The magic of Silicon Valley, he said, was that people gave him the benefit of the doubt.  They did not judge him. “When I was going to people’s homes, they didn’t say, ‘this kid is selling carpets. How can he do tech investments?’”



One of those people was the managing partner at venture capital firm Sequoia Capital,  Doug Leone.  Nozad had visited his home in Atherton to sell carpets and after trying for a couple of hours, but hadn’t succeeded in selling anything, as Leone was a tough negotiator.

Nozad recalled what happened at the end of the visit.

“I said: ‘Doug, by the way, I invest in tech.’  He looked at me and said: ‘I’ll come to your office tomorrow at 7 a.m.’ He showed up the next day and said: ‘How can you help us invest in tech companies?’ I said ‘I will put together an event and you bring in your entire senior team and I’ll bring 100 people.’”

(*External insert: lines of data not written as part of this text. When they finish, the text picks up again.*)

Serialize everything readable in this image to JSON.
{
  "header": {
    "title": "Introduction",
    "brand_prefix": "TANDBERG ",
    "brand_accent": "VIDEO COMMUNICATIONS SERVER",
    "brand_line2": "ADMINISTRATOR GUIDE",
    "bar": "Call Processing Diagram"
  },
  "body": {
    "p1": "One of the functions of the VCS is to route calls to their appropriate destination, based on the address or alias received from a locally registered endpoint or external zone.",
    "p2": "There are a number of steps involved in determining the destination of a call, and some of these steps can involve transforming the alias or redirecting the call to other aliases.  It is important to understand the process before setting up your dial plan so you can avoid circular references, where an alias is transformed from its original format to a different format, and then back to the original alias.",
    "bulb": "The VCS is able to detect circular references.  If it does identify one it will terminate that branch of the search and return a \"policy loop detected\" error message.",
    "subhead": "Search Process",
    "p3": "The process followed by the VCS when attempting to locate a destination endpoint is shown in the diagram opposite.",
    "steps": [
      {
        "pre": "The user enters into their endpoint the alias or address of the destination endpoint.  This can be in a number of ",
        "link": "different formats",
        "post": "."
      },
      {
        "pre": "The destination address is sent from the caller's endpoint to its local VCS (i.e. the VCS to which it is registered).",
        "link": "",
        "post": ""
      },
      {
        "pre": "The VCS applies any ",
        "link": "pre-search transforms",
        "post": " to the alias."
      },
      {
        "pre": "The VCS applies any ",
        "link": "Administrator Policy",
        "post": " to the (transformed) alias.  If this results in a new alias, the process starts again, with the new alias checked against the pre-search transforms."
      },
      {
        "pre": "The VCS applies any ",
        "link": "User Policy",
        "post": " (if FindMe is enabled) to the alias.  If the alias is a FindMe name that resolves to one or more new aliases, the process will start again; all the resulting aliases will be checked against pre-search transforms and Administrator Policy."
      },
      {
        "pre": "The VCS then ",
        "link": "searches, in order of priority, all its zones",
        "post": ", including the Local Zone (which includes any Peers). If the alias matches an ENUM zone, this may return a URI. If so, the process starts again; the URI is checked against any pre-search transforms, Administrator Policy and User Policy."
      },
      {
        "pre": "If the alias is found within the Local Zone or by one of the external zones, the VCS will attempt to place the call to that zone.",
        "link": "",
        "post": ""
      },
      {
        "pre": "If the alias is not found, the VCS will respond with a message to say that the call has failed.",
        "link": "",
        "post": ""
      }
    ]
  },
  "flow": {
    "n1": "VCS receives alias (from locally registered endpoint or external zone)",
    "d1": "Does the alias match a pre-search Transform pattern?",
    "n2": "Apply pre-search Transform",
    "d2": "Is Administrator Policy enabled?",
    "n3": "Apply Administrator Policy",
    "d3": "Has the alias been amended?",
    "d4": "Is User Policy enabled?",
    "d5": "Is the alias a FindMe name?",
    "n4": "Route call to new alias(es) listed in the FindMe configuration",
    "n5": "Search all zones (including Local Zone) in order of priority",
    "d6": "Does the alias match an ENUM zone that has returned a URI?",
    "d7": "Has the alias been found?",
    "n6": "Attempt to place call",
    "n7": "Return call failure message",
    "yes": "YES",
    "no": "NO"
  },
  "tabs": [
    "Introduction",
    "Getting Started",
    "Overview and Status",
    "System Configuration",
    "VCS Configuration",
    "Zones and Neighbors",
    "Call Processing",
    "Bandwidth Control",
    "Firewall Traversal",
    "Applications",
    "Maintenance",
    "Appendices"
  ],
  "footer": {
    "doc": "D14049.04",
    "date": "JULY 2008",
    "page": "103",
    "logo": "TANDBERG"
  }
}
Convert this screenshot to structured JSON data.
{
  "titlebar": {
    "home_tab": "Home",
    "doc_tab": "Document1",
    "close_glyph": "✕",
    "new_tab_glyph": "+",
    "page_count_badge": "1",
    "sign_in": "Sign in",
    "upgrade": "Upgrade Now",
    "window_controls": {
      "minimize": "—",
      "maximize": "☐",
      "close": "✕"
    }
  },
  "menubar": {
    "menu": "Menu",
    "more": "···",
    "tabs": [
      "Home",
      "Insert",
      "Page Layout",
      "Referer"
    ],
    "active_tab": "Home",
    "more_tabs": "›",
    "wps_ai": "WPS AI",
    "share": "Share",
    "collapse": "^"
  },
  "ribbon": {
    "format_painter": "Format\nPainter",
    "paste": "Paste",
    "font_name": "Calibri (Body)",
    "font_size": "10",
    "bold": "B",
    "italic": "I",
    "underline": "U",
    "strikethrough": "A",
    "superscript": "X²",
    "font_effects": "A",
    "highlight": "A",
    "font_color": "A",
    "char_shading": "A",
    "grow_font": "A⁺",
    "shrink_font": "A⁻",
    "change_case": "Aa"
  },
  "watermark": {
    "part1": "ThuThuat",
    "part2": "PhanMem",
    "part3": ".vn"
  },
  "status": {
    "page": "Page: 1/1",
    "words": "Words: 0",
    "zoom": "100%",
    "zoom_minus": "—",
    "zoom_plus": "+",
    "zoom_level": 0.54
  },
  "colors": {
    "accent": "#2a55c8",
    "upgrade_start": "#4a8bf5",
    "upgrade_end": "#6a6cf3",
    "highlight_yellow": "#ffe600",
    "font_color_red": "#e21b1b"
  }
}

“We had an amazing night at the rug gallery, with all the senior partners at Sequoia Capital and 100 entrepreneurs, with Persian food, and things kicked off,” Nozad recalled. “Seven years later, I picked up the phone and called Doug and said that I had just met two great kids, Drew [Houston] and Arash [Ferdowsi] who have this company, Dropbox, and you should meet them.  He didn’t hesitate, and we met them the next day and within five days, Sequoia invested in Dropbox.”

In addition to Dropbox, the tech venture fund was the first to invest in Lending Club, SoundHound, Danger, Zoosk and others.

“Today, the companies I’ve invested in are worth more than $20 billion,” he added, “and many of them started as pitches in the rug gallery.”